Nos fuimos a un hotel y apenas entramos a la habitación, me abrazó por detrás
y me empezó a besar y apoyarme su miembro en la cola. Yo apretaba mi cola
contra su miembro, él era un poco más bajo que yo con lo cual tenía que
agacharme un poco para que mi agujero estuviera a su altura.
Con pasión nos fuimos despojando de la ropa hasta que estuvimos
completamente desnudos.
Le apretaba su miembro con los labios, él movía su cadera hacia atras y
adelante bombeándome adentro de la boca, mientras yo mismo me metía los
dedos en el culo para dilatarme y estar listo para cuando me encule.
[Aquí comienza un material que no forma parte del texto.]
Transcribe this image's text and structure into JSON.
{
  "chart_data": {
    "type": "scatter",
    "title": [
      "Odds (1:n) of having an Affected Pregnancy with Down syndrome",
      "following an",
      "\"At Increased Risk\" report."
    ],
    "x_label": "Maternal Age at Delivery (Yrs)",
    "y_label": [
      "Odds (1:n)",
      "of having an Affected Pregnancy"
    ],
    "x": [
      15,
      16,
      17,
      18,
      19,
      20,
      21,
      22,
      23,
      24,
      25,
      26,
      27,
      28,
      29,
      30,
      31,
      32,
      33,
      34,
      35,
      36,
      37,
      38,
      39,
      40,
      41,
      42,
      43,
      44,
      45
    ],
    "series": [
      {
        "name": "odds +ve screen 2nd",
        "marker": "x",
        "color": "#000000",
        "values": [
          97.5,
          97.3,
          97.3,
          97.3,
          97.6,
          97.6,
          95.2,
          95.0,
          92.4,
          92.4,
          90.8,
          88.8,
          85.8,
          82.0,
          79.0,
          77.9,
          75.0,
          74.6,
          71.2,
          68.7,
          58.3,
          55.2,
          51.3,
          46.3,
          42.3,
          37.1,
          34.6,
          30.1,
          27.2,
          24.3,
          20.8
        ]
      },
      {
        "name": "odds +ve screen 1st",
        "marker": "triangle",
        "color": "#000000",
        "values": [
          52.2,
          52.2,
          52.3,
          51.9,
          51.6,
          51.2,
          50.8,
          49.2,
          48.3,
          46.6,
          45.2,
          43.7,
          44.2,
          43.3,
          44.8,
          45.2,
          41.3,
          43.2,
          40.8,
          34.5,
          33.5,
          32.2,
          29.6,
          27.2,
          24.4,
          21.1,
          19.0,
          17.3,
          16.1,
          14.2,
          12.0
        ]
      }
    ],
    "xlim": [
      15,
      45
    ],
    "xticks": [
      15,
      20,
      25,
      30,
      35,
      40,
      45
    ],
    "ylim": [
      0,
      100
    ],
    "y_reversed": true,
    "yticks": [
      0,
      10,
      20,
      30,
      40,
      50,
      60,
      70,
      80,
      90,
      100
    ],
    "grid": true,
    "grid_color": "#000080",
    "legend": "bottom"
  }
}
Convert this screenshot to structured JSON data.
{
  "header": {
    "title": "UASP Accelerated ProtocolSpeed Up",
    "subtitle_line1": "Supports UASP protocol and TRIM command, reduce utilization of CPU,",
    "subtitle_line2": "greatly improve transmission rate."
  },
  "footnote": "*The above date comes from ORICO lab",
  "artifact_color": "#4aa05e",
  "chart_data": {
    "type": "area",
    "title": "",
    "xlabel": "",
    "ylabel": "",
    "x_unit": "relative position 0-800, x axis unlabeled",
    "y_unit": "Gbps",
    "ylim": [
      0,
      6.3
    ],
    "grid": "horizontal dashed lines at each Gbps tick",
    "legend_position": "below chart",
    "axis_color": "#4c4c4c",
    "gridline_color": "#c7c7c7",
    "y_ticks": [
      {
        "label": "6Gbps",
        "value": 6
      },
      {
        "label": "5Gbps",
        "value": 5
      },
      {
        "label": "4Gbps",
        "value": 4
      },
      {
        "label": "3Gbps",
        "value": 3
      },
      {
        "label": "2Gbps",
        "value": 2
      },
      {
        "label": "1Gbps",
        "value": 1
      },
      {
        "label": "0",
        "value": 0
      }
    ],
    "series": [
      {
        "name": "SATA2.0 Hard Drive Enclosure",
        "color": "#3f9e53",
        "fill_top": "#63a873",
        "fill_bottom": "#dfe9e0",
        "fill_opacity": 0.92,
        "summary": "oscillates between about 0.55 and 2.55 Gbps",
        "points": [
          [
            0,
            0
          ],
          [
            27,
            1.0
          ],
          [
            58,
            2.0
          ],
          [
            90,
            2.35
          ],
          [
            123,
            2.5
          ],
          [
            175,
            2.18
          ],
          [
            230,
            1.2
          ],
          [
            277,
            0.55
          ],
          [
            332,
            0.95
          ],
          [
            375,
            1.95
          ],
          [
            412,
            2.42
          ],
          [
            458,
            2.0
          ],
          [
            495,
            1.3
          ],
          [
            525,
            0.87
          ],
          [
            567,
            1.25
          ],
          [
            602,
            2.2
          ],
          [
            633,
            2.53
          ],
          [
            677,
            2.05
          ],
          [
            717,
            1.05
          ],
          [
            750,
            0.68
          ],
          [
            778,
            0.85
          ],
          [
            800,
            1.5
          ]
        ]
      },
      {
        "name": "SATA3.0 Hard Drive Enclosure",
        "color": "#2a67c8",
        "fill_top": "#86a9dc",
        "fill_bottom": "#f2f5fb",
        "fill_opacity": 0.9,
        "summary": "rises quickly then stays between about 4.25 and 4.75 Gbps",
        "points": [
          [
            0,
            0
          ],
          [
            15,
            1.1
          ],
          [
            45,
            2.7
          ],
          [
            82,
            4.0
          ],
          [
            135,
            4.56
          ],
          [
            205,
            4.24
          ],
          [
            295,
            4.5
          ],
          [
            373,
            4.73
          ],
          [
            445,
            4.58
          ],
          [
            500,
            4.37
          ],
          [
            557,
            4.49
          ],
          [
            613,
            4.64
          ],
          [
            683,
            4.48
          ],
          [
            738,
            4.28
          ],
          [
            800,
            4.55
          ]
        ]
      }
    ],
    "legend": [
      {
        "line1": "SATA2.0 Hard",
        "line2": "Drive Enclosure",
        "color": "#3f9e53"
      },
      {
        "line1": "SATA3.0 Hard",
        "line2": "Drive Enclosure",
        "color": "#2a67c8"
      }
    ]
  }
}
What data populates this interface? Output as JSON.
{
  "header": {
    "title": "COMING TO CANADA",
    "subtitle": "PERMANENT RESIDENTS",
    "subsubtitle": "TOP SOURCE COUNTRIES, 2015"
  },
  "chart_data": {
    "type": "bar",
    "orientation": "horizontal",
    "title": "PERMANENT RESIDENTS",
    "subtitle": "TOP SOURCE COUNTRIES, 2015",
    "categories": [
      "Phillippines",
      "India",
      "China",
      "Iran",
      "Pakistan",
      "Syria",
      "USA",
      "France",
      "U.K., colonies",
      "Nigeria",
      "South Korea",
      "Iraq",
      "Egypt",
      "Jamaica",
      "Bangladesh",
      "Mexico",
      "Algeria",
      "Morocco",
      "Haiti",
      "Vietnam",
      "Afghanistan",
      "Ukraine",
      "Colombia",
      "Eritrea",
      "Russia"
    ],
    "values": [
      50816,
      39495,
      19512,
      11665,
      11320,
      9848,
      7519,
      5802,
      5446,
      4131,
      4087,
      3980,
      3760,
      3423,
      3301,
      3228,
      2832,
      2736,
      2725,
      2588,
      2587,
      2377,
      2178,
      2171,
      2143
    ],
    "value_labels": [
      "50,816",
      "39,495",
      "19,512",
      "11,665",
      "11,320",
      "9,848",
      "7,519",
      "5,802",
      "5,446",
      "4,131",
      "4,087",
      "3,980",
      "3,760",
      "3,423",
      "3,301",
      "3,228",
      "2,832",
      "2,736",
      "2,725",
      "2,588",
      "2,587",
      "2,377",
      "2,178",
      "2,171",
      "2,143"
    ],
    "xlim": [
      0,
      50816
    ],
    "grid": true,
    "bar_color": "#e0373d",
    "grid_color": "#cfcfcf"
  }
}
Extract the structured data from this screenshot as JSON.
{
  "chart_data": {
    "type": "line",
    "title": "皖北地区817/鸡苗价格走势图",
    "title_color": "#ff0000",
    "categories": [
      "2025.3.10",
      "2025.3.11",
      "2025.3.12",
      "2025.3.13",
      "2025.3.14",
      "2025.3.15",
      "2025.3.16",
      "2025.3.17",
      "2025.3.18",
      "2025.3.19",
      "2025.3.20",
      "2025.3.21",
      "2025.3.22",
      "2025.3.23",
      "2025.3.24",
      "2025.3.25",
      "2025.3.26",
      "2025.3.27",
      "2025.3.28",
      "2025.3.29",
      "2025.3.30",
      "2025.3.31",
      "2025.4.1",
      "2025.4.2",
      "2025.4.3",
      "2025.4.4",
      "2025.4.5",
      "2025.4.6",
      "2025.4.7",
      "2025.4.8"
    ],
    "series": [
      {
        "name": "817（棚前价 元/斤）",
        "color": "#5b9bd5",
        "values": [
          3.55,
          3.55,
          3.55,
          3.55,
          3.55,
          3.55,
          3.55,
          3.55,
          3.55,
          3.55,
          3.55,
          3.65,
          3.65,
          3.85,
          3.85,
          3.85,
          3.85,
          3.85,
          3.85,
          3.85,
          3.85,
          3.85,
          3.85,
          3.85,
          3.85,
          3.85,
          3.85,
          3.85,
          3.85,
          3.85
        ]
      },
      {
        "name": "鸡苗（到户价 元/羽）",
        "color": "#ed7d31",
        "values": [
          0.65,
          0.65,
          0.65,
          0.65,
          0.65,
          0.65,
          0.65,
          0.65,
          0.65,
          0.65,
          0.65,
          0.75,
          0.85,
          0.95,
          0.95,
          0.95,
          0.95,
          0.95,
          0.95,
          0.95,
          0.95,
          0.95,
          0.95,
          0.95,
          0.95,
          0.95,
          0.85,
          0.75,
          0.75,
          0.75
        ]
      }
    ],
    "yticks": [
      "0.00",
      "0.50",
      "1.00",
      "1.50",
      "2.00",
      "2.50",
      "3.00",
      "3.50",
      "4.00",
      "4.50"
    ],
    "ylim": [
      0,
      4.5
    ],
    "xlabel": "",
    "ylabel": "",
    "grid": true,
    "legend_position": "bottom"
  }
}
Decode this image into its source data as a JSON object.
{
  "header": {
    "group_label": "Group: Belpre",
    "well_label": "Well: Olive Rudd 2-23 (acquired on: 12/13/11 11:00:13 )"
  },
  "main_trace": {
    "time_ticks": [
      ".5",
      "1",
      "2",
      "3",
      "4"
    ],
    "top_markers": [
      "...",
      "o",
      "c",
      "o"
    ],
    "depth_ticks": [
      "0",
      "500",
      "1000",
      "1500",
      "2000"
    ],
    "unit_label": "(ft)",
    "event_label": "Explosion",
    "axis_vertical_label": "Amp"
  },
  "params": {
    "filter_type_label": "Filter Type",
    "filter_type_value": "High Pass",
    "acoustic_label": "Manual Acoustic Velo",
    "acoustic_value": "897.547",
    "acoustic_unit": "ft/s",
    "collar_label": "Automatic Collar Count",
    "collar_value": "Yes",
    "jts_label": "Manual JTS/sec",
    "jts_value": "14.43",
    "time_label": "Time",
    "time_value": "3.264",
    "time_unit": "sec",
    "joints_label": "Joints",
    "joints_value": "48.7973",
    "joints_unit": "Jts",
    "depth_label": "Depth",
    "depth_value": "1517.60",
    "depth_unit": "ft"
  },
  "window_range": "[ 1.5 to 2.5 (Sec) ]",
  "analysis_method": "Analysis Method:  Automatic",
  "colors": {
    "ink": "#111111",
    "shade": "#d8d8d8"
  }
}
Me arrodilló en el piso, con el cuerpo sobre la cama y detrás mio, sin
contemplaciones me enterró todo su miembro en dos empujones, yo gemía
desesperado, él bombeaba mi culo y yo me comportaba como su puta, era una
mujer gozando, el me apretaba las tetillas con las manos y me mordía el
cuello, yo me retorcía y gemía pidiendole que siguiera, que me cogiera mas
fuerte, sentía golpear sus testículos contra mi cola, entraba y salía me
decía que era su mujer y yo le contestaba que era su puta, quería que me
siguiera cogiendo, que no acabara, quería que su poronga siguiera
llenándome la cola, me la sacó, le dije que siguiera, no me hizo caso, me acostó de
espaldas en la cama, me levantó las piernas hasta ponerlas sobre sus
hombros y me volvió a ensartar, yo me retorcía y le apretaba sus tetillas, le veía
la cara desfigurada de placer, la saliva que salía de sus comisuras se
mezclaba con su transpiración, yo gritaba y le pedía que no acabara, que
me siguiera cogiendo, mi culo le devoraba su miembro, yo me pajeaba y me
tocaba las tetillas, mi pija estaba dura, y me retorcía, me gritó que no
aguantaba más, apreté mi culo para hacerlo estallar dentro mio y se derramó en
montones e interminables de empujones. El forro casi desbordaba de semen.
Nos retorcimos en la cama, un rato largo, me pajeó para hacerme acabar, no
le costó demasiado, yo estaba explotando solo. Su miembro volvió a tomar
fuerzas después de que se lo chupé desde la base hasta la cabeza, me di
vuelta con la cola para arriba, él se acostó sobre mi y nuevamente me
penetró con fuerza, me hacía morder las sábanas, estaba gozando tanto que
no quería que me la sacara nunca más. Sin embargo, lo hizo, le reclamé que no
lo hiciera, se sentó en el sillón con su verga erecta, llamándome, me
senté sobre él y me ensarté yo mismo su miembro en mi hambriento culo, lo
cabalgué como la mas puta de las putas mientras le partía los labios a a besos,
chupandole su lengua y gritando hasta que nuevamente acabó y yo sin
salirme encima de él me masturbé para acabarle en la panza.
Varias veces más fui su puta, algunas veces hasta me puse lencería y me
vestí de mujer para satisfacer sus fantasías, y por qué no?, las mias.